Ebert called 'The Spirit' a crappy movie, and rightly so. But in choosing to completely ignore the aspects of Miller's self-indulgent stylistic treatment of the material that almost insults Eisner's vision, he demonstrates an alarming ignorance of and disregard for the comics that the film is based on. You're reviewing a comic book movie, and you completely ignore comparisons with the comic book? WTF?
Sadly, if an established and evolved medium like comics, which is actually older than the cinema, can be perceived as irrelevant by Ebert and his ilk, what chance do videogames stand? The venerable Rashid Irani recently reviewed an Uwe Boll Movie, for crying out loud, in the same vein, also managing to slip in something to the tune off “ apparently this game is based on a videogame, and it, like any videogame, is all fluff and no substance.” Hello?
Rashid Irani in the Hindustan Times recently delighted me with a typically uptight, earnest and sincere review of . . er . . . In the Name of the King, Herr Boll's Dungeon Siege based effort. Of course, he just had to take an ill-advised swipe at videgames, having me in splits for about four days.
No substance? Really, Mr.Irani? On what parameters are you evaluating? I'd wager that Tetris or Super Mario Galaxy or Braid or World of Goo have way more 'substance' than much of the tripe that Bollywood (or Hollywood, for that matter) turn out year after year.
The problem is that most of these people compare games to movies or books using parameters that they're comfortable with. They set up the rules, and then claim victory on their terms. Movies are better than games because they have stronger narratives, better stories, more emotional connect.

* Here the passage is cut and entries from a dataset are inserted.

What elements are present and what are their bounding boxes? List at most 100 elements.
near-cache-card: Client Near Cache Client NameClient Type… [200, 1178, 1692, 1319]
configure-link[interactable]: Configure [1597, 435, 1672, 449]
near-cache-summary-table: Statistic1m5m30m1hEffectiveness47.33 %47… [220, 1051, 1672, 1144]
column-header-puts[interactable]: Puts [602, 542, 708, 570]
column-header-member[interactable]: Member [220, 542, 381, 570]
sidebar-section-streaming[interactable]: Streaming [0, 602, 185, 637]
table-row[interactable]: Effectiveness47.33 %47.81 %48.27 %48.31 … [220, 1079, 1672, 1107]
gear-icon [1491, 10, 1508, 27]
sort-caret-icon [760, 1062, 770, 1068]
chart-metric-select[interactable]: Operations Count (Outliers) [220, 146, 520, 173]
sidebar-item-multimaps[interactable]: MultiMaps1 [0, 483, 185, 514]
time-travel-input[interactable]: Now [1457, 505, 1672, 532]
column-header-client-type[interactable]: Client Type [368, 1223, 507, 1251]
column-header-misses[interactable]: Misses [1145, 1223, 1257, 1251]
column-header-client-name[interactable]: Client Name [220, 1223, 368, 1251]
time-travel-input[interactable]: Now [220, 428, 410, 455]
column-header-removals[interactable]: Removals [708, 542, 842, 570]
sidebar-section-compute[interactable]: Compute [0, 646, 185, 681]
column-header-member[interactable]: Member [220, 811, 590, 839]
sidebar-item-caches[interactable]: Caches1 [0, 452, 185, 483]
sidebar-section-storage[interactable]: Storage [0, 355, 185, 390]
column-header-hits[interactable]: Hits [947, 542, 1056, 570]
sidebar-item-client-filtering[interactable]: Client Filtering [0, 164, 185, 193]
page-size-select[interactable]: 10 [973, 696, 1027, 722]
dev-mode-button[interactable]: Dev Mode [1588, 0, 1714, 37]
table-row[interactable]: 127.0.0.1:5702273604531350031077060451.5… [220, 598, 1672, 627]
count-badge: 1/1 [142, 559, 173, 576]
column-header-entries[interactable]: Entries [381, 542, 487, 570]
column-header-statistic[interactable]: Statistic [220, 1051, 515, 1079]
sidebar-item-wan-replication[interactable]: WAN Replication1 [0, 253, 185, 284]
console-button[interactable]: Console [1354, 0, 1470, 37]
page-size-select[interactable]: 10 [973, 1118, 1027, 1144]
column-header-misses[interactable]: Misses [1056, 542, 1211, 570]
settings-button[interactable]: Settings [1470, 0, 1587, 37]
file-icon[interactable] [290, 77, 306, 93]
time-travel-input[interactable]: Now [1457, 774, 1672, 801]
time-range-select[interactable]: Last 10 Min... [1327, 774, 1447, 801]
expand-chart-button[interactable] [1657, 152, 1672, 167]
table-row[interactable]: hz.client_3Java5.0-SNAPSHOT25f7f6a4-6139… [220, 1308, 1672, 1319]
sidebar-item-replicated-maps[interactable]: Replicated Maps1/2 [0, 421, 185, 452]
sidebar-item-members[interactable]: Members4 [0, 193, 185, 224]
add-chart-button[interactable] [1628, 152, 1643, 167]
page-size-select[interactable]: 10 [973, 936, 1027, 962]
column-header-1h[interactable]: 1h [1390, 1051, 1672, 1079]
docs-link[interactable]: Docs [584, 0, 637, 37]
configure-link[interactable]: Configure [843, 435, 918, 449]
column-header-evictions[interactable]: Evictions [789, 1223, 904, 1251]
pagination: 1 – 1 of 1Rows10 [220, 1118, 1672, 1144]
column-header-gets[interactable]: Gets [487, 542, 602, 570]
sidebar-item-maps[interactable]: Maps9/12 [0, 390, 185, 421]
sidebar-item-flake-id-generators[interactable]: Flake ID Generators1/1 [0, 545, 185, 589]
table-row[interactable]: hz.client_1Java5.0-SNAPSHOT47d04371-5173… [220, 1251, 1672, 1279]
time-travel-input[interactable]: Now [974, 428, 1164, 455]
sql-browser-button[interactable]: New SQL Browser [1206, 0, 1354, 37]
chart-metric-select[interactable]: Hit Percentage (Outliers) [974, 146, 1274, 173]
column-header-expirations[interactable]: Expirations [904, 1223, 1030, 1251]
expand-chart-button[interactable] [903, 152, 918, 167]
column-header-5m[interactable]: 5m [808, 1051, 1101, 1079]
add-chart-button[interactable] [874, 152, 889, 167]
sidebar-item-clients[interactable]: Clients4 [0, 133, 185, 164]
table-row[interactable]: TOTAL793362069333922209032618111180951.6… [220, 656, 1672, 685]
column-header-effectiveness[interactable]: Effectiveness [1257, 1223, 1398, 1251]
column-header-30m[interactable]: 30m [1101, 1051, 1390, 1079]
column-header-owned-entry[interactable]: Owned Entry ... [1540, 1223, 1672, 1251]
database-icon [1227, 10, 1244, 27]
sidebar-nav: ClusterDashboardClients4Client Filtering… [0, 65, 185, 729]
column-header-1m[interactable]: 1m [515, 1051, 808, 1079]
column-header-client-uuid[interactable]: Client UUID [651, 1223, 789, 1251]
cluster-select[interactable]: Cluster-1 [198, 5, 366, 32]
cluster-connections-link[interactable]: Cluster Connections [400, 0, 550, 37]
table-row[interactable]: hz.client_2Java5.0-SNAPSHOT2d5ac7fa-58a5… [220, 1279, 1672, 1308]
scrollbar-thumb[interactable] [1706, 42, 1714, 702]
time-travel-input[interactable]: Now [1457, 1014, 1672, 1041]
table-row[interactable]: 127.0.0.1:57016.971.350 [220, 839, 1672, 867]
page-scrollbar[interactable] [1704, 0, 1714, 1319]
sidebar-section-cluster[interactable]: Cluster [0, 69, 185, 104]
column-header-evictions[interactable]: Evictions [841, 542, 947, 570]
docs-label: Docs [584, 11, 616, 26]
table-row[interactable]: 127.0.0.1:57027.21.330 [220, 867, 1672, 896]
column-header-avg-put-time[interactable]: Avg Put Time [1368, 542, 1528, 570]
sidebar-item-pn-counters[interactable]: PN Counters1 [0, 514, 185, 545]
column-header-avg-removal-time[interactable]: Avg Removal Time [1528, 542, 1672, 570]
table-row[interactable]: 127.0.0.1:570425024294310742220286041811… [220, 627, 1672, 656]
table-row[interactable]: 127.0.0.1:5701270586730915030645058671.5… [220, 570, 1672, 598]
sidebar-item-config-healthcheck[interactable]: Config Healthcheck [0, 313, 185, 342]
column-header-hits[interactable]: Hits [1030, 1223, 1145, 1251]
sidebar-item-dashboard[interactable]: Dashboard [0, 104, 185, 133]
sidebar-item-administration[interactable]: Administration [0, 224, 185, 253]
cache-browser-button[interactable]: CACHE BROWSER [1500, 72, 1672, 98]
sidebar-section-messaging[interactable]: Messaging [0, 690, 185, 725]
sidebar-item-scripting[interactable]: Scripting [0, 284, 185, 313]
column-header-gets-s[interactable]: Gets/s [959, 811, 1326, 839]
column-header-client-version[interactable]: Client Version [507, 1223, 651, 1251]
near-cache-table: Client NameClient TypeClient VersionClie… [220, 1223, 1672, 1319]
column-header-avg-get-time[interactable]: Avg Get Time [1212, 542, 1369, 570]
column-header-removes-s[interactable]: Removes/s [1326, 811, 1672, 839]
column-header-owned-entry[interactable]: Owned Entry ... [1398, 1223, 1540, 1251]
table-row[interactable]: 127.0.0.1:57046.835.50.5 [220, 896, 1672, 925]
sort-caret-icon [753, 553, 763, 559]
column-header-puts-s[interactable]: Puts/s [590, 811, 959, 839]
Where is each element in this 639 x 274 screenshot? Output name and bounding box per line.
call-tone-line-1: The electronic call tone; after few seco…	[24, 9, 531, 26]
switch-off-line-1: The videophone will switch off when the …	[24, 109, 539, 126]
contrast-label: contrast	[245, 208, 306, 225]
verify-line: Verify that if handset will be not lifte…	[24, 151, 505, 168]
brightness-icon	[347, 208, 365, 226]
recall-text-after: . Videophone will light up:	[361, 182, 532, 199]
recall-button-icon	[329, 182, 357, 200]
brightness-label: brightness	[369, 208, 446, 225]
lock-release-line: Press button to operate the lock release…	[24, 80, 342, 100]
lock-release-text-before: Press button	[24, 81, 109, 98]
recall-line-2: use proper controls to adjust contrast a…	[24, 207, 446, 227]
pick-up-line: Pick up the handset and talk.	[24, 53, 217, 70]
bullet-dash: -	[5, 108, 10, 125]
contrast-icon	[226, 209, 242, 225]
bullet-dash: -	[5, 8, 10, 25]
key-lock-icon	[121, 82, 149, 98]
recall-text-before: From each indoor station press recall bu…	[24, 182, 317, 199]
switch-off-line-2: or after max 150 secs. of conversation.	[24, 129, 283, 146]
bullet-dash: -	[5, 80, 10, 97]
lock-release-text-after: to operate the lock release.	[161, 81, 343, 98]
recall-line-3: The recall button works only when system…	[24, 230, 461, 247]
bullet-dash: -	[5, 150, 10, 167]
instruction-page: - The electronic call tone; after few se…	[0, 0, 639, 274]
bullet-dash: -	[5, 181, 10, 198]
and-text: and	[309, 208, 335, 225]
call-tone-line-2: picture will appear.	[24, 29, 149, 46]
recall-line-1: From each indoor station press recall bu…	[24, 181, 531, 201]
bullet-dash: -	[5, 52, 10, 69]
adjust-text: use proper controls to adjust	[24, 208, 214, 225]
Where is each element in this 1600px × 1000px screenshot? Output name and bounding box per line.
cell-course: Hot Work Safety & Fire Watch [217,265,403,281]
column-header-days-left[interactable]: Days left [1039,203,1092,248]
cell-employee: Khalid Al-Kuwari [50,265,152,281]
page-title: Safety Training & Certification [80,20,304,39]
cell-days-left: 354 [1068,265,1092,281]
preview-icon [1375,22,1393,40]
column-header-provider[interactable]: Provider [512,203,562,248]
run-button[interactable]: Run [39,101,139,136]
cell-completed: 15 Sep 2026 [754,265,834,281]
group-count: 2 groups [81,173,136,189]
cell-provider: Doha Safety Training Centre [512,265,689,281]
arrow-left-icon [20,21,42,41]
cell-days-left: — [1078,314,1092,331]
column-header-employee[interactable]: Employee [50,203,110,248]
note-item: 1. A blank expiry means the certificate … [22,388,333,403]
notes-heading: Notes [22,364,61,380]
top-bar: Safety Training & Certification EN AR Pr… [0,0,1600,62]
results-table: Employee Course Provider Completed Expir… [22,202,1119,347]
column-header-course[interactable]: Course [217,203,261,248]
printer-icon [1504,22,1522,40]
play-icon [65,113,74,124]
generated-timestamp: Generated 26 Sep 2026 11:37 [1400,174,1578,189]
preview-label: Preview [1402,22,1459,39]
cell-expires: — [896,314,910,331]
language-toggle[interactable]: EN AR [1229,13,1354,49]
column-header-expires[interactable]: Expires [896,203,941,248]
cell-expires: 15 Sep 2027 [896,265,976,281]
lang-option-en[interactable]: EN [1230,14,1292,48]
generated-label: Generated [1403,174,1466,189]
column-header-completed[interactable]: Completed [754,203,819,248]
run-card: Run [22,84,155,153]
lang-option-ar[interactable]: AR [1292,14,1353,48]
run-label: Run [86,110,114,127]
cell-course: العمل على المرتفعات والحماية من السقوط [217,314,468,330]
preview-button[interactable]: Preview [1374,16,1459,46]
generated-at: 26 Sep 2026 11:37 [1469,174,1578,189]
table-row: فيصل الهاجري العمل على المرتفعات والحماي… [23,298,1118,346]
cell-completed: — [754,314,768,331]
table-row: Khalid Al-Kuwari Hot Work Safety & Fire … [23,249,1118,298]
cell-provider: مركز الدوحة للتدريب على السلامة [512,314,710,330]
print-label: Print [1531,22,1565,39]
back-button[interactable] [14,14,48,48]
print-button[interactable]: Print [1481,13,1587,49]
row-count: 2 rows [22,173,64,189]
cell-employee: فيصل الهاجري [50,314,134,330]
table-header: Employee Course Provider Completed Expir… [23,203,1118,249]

Er . . that's like saying that Halo is better than Taare Zameen Par because it has a better checkpointing system. Or that Slumdog Millionaire isn't as good as Tetris because it doesn't have any gameplay or level design at all. Ridiculous? Of course. It can't be apples to apples.
Because games need not necessarily be about narrative at all. Sure, there are many games which intend to tell stories, and many that do it extremely well. Grim Fandango, Indigo Prophecy, Knights of The Old Republic, Bioshock and their ilk told stories that would sit shoulder-to-shoulder with the best narratives in any medium, and were better games for it.
But to suggest that every game needs a story, and to cite lack of story as a weakness of gaming as a medium, is absurd. They're called games for a reason – because you're meant to play them. If it wasn't about playing, they'd be interactive movies, and we all know what happened to that dumb idea.
Would Tetris or Bejewelled be better games if they were presented in the context of some silly story about saving the universe? Did the wafer-thin stories of Serious Sam or Doom make them any less fun? Do you really need a narrative context when causing a spectacular pile-up in Burnout? No, no and no. They're fun to play, and being games, that's really the bottom line. If you don't understand gameplay, you aren't equipped to criticize the form. Period.
Legendary designer and creator of Mario, Shigeru Miyamoto once said, “At Nintendo, we don't believe that games should be like movies at all. We try and make games that people can enjoy in the proper way, as games.” There's a reason that Nintendo sells more games than any other company. Because they get it.